SBJ/November 21 - 27, 2005/Other News
World Baseball Classic TV deal ‘basically done’
Published November 21, 2005
Major League Baseball and ESPN are finalizing a TV deal for the inaugural World Baseball Classic, scheduled for March.
No rights for the Classic were included in MLB’s recently signed eight-year, $2.4 billion deal with the network. Both ESPN and MLB have extensive global TV interests, and much of the negotiations for the World Baseball Classic have centered on settling out these non-domestic logistics.
“It’s basically done,” a baseball source said. “We pretty much just need to announce it.”
NEW DAY IN LABOR RELATIONS? Much of the chatter in and around the meetings surrounded last week’s agreement between management and the MLB Players Association on a toughened steroids policy.
Selig (left) called the steroids deal one of his greatest accomplishments; Sternberg (right) won owner approval.
“Every negotiation stands on its own, but there’s no question our relationship is more constructive than ever before,” Selig said.
WASHINGTON OWNERS DELAYED — AGAIN: A long-awaited selection of owners for the MLB-controlled Washington Nationals, targeted as recently as two weeks ago for last week’s meeting, was put on hold again as MLB executives and District of Columbia officials continue to squabble over a lease deal for the club’s new ballpark in Southeast Washington.

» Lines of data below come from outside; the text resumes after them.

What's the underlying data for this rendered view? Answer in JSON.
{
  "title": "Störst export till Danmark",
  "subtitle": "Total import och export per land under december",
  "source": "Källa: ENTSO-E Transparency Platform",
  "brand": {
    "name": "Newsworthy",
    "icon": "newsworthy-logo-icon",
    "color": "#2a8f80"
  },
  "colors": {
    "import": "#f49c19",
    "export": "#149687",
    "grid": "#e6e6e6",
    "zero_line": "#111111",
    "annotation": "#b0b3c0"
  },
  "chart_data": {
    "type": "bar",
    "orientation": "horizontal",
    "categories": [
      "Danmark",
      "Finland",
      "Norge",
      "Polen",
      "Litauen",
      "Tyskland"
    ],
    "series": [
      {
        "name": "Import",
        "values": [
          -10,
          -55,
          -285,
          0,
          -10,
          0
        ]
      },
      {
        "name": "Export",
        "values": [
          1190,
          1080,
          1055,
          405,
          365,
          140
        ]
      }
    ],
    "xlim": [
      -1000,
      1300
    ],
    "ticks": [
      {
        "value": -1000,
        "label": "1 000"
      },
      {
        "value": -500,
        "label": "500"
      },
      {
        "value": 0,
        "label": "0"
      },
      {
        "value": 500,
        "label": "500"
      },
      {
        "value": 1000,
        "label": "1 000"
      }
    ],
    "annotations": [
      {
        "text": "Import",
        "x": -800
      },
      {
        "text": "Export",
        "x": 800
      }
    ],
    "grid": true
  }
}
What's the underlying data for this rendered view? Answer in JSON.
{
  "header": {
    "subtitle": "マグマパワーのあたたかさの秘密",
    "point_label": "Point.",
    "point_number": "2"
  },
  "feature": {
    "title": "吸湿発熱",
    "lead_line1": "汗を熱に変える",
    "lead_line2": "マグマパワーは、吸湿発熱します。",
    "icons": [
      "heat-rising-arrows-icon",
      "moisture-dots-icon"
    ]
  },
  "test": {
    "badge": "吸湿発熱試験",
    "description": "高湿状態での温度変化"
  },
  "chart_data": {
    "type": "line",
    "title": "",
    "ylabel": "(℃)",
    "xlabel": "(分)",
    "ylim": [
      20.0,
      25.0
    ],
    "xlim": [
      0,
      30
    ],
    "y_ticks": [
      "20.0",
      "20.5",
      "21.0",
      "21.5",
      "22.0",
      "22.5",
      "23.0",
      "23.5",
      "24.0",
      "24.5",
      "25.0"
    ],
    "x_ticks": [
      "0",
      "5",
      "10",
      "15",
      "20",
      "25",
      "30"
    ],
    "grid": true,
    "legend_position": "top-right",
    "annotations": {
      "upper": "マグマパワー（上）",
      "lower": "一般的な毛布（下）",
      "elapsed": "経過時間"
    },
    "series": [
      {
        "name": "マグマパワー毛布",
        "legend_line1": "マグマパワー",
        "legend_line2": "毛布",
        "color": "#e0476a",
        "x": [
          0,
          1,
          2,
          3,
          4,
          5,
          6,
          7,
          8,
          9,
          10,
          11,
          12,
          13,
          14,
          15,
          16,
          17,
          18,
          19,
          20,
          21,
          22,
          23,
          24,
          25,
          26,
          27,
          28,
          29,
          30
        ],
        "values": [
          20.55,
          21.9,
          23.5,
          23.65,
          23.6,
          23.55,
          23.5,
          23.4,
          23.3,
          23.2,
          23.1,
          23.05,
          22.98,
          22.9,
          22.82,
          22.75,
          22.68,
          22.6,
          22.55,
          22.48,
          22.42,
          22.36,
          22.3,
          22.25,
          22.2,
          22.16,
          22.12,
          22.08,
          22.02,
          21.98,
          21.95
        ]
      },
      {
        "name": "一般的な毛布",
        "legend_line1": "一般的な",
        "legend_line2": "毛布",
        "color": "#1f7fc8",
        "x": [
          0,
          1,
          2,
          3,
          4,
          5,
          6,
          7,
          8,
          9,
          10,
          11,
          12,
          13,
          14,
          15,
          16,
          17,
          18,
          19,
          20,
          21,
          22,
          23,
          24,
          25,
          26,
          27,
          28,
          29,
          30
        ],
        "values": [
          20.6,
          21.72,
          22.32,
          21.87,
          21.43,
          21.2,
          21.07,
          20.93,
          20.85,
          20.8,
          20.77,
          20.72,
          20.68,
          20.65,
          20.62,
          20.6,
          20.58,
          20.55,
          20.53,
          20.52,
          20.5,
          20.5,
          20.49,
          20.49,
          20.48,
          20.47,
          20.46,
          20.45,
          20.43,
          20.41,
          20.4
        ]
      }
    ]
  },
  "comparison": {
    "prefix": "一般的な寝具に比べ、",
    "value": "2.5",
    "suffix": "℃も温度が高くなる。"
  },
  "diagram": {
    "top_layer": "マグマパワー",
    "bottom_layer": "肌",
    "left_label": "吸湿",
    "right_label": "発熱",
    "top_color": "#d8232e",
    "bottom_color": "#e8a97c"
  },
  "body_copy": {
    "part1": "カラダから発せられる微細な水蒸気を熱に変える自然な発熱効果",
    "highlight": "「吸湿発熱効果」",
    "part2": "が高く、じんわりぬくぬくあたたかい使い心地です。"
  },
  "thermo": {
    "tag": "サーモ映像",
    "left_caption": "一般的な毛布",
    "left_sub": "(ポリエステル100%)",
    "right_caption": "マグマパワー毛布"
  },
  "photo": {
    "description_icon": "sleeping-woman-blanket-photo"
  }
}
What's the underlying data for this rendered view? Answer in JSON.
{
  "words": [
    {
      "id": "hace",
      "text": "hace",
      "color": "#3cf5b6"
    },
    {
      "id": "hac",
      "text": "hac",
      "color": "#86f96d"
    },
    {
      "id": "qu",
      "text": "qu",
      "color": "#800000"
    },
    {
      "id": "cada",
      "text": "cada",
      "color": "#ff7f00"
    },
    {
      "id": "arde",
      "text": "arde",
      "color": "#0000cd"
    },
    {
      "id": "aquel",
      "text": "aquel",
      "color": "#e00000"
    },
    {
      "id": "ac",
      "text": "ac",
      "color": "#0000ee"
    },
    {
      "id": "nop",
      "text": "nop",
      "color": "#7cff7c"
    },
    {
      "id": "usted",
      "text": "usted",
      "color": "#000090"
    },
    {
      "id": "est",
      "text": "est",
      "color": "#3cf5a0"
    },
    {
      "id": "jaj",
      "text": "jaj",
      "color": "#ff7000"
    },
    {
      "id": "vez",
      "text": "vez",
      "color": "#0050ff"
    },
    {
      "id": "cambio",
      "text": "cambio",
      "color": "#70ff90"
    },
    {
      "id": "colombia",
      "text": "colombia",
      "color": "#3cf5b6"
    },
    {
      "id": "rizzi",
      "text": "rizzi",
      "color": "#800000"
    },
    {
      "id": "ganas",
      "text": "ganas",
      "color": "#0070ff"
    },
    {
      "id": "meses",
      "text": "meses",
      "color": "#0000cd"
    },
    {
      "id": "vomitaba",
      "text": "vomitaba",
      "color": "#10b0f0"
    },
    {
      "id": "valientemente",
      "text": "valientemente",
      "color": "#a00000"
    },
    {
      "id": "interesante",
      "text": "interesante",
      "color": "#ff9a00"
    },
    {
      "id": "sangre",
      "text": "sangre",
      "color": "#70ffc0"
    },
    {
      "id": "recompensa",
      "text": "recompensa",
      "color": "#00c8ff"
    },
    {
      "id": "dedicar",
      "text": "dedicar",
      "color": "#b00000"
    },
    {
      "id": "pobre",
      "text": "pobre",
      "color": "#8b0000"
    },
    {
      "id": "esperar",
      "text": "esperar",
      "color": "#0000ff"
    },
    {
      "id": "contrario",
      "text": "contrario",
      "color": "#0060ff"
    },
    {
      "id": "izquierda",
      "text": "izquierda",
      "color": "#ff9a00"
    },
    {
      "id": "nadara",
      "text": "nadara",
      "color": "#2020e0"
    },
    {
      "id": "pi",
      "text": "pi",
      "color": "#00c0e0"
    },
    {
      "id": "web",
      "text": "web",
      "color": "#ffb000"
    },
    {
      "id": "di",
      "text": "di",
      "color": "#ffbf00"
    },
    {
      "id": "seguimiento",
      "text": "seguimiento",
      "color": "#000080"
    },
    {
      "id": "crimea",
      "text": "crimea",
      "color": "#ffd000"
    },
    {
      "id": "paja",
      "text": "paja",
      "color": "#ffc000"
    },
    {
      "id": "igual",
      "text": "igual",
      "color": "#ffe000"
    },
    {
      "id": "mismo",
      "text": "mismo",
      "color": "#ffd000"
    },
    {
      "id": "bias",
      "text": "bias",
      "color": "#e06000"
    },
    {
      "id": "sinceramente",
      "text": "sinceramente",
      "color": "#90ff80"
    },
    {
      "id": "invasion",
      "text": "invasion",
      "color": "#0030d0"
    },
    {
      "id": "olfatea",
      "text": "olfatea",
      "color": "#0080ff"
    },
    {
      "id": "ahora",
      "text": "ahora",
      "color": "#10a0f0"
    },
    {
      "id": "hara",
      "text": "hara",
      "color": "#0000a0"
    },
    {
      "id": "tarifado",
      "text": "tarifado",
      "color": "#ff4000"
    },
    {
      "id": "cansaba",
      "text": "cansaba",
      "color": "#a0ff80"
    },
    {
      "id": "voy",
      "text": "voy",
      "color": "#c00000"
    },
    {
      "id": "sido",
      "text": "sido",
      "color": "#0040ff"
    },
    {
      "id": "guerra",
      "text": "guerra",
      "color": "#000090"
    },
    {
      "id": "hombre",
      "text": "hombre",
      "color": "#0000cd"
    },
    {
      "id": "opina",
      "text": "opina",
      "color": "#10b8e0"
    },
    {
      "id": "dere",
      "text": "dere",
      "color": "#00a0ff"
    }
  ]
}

MLB, wanting a maximum sale price for the club, is making the lease a prerequisite for the sale of the Nationals. Already fractious negotiations hit a deeper snag when district officials demanded that MLB guarantee the Nationals $6 million a year in stadium lease payments, even in the event of the work stoppage, natural disaster or terrorism. The demand runs counter to language in the Baseball Stadium Agreement that governed last year’s relocation of the Montreal Expos to Washington.
“They are putting things forward that we simply don’t view as appropriate,” said MLB President Bob DuPuy.
The stadium bonds must be issued by the end of December to keep the district in accordance with that portion of the relocation agreement.
STERNBERG GETS APPROVED: Stuart Sternberg’s acquisition of a controlling interest in the Tampa Bay Devil Rays was unanimously approved by the other 29 clubs, who are watching him with great expectations that he will turn around one of baseball’s most troubled markets.
“Our first step is still to rebuild the infrastructure of this franchise, lower the barriers to entry to see our games, and repair some fractured relationships with the business community,” Sternberg said. “What we’re talking about is a complete brand upheaval, and one that’s just getting started.”